Cet album est un compte à rebours absolu vers l’indicible, un disque qui vous plonge dans un hors-temps angoissant et vertigineux pour regagner l’autre monde. ABIGOR a poussé l’expérience de l’expérimental et de la déconstruction à son paroxysme, avec comme seul dessein de ne laisser aucune prise possible au cerveau pour s’accrocher à un quelconque riff ou passage.

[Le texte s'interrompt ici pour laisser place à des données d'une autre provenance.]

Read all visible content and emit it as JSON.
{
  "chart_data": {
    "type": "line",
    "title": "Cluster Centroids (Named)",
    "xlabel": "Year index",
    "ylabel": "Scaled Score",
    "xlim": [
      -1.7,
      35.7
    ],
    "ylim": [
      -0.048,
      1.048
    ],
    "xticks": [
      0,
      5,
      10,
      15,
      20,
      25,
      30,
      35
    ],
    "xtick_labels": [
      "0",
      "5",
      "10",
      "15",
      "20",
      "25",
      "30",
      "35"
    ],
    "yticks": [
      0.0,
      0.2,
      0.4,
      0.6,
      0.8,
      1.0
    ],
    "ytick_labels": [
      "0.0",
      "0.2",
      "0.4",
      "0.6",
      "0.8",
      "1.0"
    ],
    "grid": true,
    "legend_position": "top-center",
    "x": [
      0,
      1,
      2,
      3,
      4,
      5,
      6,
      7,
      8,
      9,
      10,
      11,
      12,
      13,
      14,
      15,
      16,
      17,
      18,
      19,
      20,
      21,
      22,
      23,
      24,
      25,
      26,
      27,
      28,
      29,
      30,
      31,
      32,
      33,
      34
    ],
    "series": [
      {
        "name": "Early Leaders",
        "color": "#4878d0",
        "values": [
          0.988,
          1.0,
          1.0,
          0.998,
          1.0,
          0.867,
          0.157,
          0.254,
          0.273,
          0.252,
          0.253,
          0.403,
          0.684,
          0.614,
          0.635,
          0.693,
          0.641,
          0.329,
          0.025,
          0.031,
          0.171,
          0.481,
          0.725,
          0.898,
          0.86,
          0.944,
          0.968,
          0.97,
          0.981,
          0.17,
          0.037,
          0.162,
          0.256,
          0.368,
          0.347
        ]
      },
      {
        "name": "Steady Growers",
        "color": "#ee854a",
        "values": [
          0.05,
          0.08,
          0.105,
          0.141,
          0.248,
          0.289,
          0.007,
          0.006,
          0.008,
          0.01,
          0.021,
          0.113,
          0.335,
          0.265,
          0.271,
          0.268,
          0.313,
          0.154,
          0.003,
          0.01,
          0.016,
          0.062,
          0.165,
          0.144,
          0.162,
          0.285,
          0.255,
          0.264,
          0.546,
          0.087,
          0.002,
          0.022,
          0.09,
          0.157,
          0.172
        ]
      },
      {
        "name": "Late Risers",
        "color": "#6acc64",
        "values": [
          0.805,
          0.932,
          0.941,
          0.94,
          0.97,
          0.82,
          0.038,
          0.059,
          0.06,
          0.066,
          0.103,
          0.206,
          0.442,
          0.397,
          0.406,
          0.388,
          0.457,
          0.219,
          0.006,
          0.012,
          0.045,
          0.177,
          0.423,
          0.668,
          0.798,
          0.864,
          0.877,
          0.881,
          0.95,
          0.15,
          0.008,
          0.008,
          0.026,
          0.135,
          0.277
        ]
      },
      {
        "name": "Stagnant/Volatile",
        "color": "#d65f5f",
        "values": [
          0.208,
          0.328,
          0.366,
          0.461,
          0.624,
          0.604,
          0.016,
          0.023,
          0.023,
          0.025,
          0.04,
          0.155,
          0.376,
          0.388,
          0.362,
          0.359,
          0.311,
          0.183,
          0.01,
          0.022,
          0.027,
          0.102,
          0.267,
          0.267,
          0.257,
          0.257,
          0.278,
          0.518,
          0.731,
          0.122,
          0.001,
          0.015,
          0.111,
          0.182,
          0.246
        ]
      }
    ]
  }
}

En cherchant constamment une structure, ABIGOR s’amuse à la lui retirer avec un dédain complet.
Alors qu’une mélodie apparaît, ABIGOR s’arrange, dans la seconde suivante, pour la faire disparaître définitivement. La batterie, par exemple, dominée par le grand T.T. (de retour depuis "Fractal Possession"), change de logique interne sans prévenir, tout comme les dissonances concassent à loisir chaque ambiance s’installant au niveau des guitares. Les idées apparaissent, se fragmentent, se désagrègent, exactement comme si la composition refusait toute stabilité. La basse, étonnamment mise en avant, rudoie toute micro-mélodie cachée sous les dissonances, tandis que les éructations à l’haleine vénéneuse d’Arthur Rosar prélèvent les restes de vie flottant dans l’air.
Ce disque complexe, qui se déstructure continuellement de lui-même, pourrait même faire passer DEATHSPELL OMEGA pour un groupe accessible et lisible. Ces deux longs titres fragmentent la réalité ; leurs architectures sonores sont éprouvantes pour le cerveau. Inaccessible et inapprivoisable, "Time Is The Sulphur In The Veins Of The Saint - An Excursion On Satan's Fragmenting Principle" est une folie pure. À ranger aux côtés de certaines œuvres de DØDHEIMSGARD, DEATHSPELL OMEGA, GORGUTS, BLUT AUS NORD ou bien encore KAYO DOT.